Monday, March 02, 2015

200 on voice: losing it / finding it / hating it



Talking to yourself is a sign of madness: conjures old women, stacked up one above the other in high rises, talking out their days to budgies, cats, to photos on bureaus—who they saw, who wore what, what needs to be done, what doesn’t. I’m early. Fifty-four & talking to the dog, to the stir fry, to the dead. Call it pre-writing, the planning out of poems and plots. I’m talking to myself. In a mangled accent: London submerged under fifteen years of America. 

Dinner at the President’s house. High art & wood paneling. Everyone talking: “snow…frozen pipes...music in high schools...stand up, stand up against ignorance…ignorance. I’m chewing/rehearsing: jump in, say something now, no, now, no, now, now, no, now, now, now, no...

3:30pm interview for Bone Song. 3:23 Want to vomit. Presenter plays opening bars, introduces me, my name, my book. Dig down into Britishness, my voice for strangers. I conjure Judy Dench…Maggie Smith. Maggie, Maggie, Maggie. I jump in, say something, feel its clipped consonants, its shortened vowels. Said something else. Said something else.  Said something else.

Friends said I sounded comfortable. My sister said I sounded British…and then American.

One day I’ll sound like me. 

LINK TO FRIDAY'S INTERVIEW WITH DIANNA BELLEROSE: 
http://www.blogtalkradio.com/diannabellerose/2015/02/27/empowering-and-inspiring-women-globally-bone-song-b-a-goodjohn

Monday, February 23, 2015

200 on…Listening in the Classroom




Beginner, begin with life. Don’t forget your mother,
your meds, bees. Be quiet under critique. Incredible.
“Hard to Believe”: Bone Song

It’s week three: time for Def Poetry. I need to balance the Yeats and Kinkaid I played them last week. I tell them we need to hear poems coming from poets’ mouths.  

http://s3.amazonaws.com/rapgenius/Hl08ogkRnOanl4bf0jA2_def_poetry.jpgI watch them watch the poets. They smile at Mos Def’s sexy Shakespeare, laugh with Mali at “What Teachers Make”: they’re keen to be part of this writers’ club, to try on for size its in-jokes and distain. 

They get tense with the anger inside Yellow Rage’s “Listen, Asshole.” I love this tension. I want them to love it, too. Flow Mentalz “They Call Me Drama” moves them from tension at social commentary to tension caused by turds and semen stains and blood on white jeans. Anything’s game when it comes to subject.

When we hit Sanchez’s  Poem for Some Women,” they’re eager but unsure of how to react to this crack house, to the word Pussy, to a woman whose pussy is too loose, a woman who swaps her “pretty little girl” for crack, who returns days later with a cheap denim jacket…rape’s consolation prize.

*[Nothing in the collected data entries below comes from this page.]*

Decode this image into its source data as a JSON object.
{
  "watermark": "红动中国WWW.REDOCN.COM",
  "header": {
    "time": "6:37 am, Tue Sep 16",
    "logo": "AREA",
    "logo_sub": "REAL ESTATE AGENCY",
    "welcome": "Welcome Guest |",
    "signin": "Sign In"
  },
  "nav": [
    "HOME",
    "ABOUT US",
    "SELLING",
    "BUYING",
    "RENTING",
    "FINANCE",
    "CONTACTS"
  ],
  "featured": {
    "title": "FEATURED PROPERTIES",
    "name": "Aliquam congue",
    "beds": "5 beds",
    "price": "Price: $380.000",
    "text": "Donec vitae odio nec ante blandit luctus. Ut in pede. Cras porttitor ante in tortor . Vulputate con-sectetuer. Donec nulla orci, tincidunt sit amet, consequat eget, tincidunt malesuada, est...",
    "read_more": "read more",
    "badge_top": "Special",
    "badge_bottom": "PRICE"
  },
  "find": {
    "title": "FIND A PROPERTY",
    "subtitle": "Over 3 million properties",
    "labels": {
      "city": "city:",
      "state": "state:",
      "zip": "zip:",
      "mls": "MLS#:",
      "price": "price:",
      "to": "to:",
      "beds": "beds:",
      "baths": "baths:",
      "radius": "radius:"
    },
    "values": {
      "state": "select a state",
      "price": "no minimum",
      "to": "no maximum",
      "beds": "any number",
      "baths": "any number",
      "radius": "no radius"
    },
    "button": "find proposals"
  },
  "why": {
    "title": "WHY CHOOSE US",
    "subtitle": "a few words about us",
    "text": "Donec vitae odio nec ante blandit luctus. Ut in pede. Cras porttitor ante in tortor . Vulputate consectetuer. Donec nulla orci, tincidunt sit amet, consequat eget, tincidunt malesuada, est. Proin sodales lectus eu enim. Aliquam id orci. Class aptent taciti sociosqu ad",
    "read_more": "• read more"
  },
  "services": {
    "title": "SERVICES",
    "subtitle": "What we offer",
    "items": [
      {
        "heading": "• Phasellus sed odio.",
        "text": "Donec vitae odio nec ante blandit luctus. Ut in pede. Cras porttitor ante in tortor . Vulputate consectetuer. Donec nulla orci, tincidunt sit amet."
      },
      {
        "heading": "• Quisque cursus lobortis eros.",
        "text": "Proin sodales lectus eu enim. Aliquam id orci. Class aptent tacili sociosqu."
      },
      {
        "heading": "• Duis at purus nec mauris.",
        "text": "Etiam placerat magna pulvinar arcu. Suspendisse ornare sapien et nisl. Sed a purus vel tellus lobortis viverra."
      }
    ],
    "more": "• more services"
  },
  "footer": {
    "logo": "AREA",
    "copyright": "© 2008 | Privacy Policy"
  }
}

They leave like workers from a hive, buzzing down the corridor with Def Poetry, about what poetry might be. I listen hard; I keep struggling with that question and its answer.

(Photo from www.genius.com)

Monday, February 16, 2015

200 on...hot water bottles and childhood



Now join the silent girl and feel this breeze
that squeezes through the pane and frame and sneaks
beneath the velvet drapes.
“Point of View”: Bone Song

I was Facebook bitching about the cold evenings (will they never end?) and how mine were awash with cups of tea and hot water bottles: the marriage of a freezing house and frugality has forced a habit of tea-making with half the kettle’s boiling water hitting the teapot and the remainder topping off a hot water bottle. My evenings are eternal tea ceremonies—often a cooling hot water bottle forcing me into the kitchen before a desire for PG Tips.

Julie, an ex pat, chimed in on the thread. “Ah, the hot water bottle! Did Americans know what they were missing?” She shared her story of trying to buy one in Lynchburg and being directed to the enema section. It seems Americans don’t crave hot water for their feet; they crave it for …well, let’s just say their cravings are satisfied elsewhere.

When I was a kid, my mum, if she hadn’t caught the kettle before a full boil, would wrap the scalding rubber bottle in an old hand towel before slipping it into my bed. I couldn’t resist unwrapping mine, preferring dangerous seconds and the scald of hot rubber to the safe but unsatisfying warmth of the towel’s buffering.